For truly embedded (no heap, no exceptions), write a simple checked_add function using compiler built-ins like __builtin_add_overflow.

What’s the difference between overflow detection and value range analysis?

Overflow detection (SafeInt, Boost.SafeNumerics with throw_exception) catches individual operations that would overflow at runtime. Value range analysis (Boost.SafeNumerics with trap_exception or automatic) understands the range of possible values for each variable and proves at compile time that operations within those ranges can never overflow. Range analysis is more powerful — it can prove that (x % 100) + (y % 100) never overflows even if x and y are int — but it requires more sophisticated compiler support and constexpr annotations.

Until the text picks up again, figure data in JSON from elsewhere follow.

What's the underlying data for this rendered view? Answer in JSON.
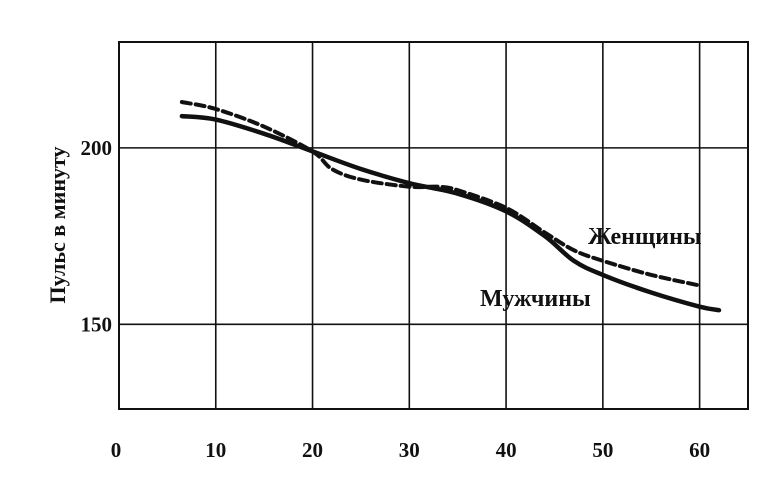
{
  "chart_data": {
    "type": "line",
    "title": "",
    "xlabel": "",
    "ylabel": "Пульс в минуту",
    "xlim": [
      0,
      65
    ],
    "ylim": [
      126,
      230
    ],
    "grid": true,
    "x_ticks": [
      {
        "value": 0,
        "label": "0"
      },
      {
        "value": 10,
        "label": "10"
      },
      {
        "value": 20,
        "label": "20"
      },
      {
        "value": 30,
        "label": "30"
      },
      {
        "value": 40,
        "label": "40"
      },
      {
        "value": 50,
        "label": "50"
      },
      {
        "value": 60,
        "label": "60"
      }
    ],
    "y_ticks": [
      {
        "value": 150,
        "label": "150"
      },
      {
        "value": 200,
        "label": "200"
      }
    ],
    "series": [
      {
        "name": "Женщины",
        "style": "dashed",
        "color": "#111111",
        "x": [
          6.5,
          10,
          15,
          20,
          22,
          25,
          30,
          33,
          35,
          40,
          44,
          47,
          50,
          55,
          60
        ],
        "y": [
          213,
          211,
          206,
          199,
          194,
          191,
          189,
          189,
          188,
          183,
          176,
          171,
          168,
          164,
          161
        ]
      },
      {
        "name": "Мужчины",
        "style": "solid",
        "color": "#111111",
        "x": [
          6.5,
          10,
          15,
          20,
          25,
          30,
          35,
          40,
          44,
          47,
          50,
          55,
          60,
          62
        ],
        "y": [
          209,
          208,
          204,
          199,
          194,
          190,
          187,
          182,
          175,
          168,
          164,
          159,
          155,
          154
        ]
      }
    ]
  }
}
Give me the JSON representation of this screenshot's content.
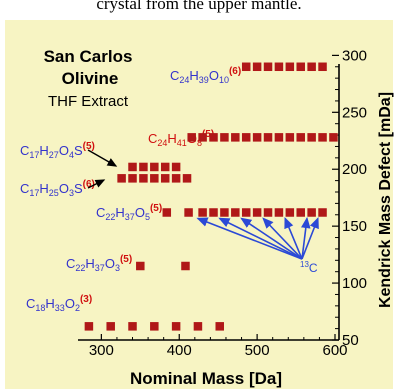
{
  "caption_partial": "crystal from the upper mantle.",
  "chart_data": {
    "type": "scatter",
    "title": [
      "San Carlos",
      "Olivine",
      "THF   Extract"
    ],
    "xlabel": "Nominal Mass [Da]",
    "ylabel": "Kendrick Mass Defect [mDa]",
    "xlim": [
      270,
      600
    ],
    "ylim": [
      50,
      310
    ],
    "xticks": [
      300,
      400,
      500,
      600
    ],
    "yticks": [
      50,
      100,
      150,
      200,
      250,
      300
    ],
    "marker_color": "#b01818",
    "series": [
      {
        "values": [
          [
            284,
            62
          ],
          [
            312,
            62
          ],
          [
            340,
            62
          ],
          [
            368,
            62
          ],
          [
            396,
            62
          ],
          [
            424,
            62
          ],
          [
            452,
            62
          ]
        ]
      },
      {
        "values": [
          [
            350,
            115
          ],
          [
            408,
            115
          ]
        ]
      },
      {
        "values": [
          [
            384,
            162
          ],
          [
            412,
            162
          ],
          [
            430,
            162
          ],
          [
            444,
            162
          ],
          [
            458,
            162
          ],
          [
            472,
            162
          ],
          [
            486,
            162
          ],
          [
            500,
            162
          ],
          [
            514,
            162
          ],
          [
            528,
            162
          ],
          [
            542,
            162
          ],
          [
            556,
            162
          ],
          [
            570,
            162
          ],
          [
            584,
            162
          ]
        ]
      },
      {
        "values": [
          [
            326,
            192
          ],
          [
            340,
            192
          ],
          [
            354,
            192
          ],
          [
            368,
            192
          ],
          [
            382,
            192
          ],
          [
            396,
            192
          ],
          [
            410,
            192
          ]
        ]
      },
      {
        "values": [
          [
            340,
            202
          ],
          [
            354,
            202
          ],
          [
            368,
            202
          ],
          [
            382,
            202
          ],
          [
            396,
            202
          ]
        ]
      },
      {
        "values": [
          [
            416,
            228
          ],
          [
            430,
            228
          ],
          [
            444,
            228
          ],
          [
            458,
            228
          ],
          [
            472,
            228
          ],
          [
            486,
            228
          ],
          [
            500,
            228
          ],
          [
            514,
            228
          ],
          [
            528,
            228
          ],
          [
            542,
            228
          ],
          [
            556,
            228
          ],
          [
            570,
            228
          ],
          [
            584,
            228
          ],
          [
            598,
            228
          ]
        ]
      },
      {
        "values": [
          [
            486,
            290
          ],
          [
            500,
            290
          ],
          [
            514,
            290
          ],
          [
            528,
            290
          ],
          [
            542,
            290
          ],
          [
            556,
            290
          ],
          [
            570,
            290
          ],
          [
            584,
            290
          ]
        ]
      }
    ],
    "isotope_label": "13C",
    "isotope_points": [
      [
        424,
        162
      ],
      [
        452,
        162
      ],
      [
        480,
        162
      ],
      [
        508,
        162
      ],
      [
        536,
        162
      ],
      [
        564,
        162
      ],
      [
        578,
        162
      ]
    ],
    "formula_labels": [
      {
        "text": "C24H39O10",
        "sup": "(6)",
        "color": "#3333cc"
      },
      {
        "text": "C24H41O8",
        "sup": "(5)",
        "color": "#d01010"
      },
      {
        "text": "C17H27O4S",
        "sup": "(5)",
        "color": "#3333cc"
      },
      {
        "text": "C17H25O3S",
        "sup": "(6)",
        "color": "#3333cc"
      },
      {
        "text": "C22H37O5",
        "sup": "(5)",
        "color": "#3333cc"
      },
      {
        "text": "C22H37O3",
        "sup": "(5)",
        "color": "#3333cc"
      },
      {
        "text": "C18H33O2",
        "sup": "(3)",
        "color": "#3333cc"
      }
    ]
  }
}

How do I migrate an existing codebase to use safe integers?

Start with a gradual approach:

  1. Identify hot spots: Run UBSan on your test suite and find where overflow actually occurs
  2. Wrap entry points: Replace raw int parameters in public APIs with safe types
  3. Propagate inward: As you modify functions, convert internal variables too
  4. Use type aliases: Define using AccountBalance = SafeInt<int64_t> so the safety is explicit in the type name

Don’t try to convert every int to SafeInt at once — that changes the ABI and breaks serialization. Start with the functions that handle user input, financial data, buffer sizes, and array indices — these are where overflow bugs cause the most damage.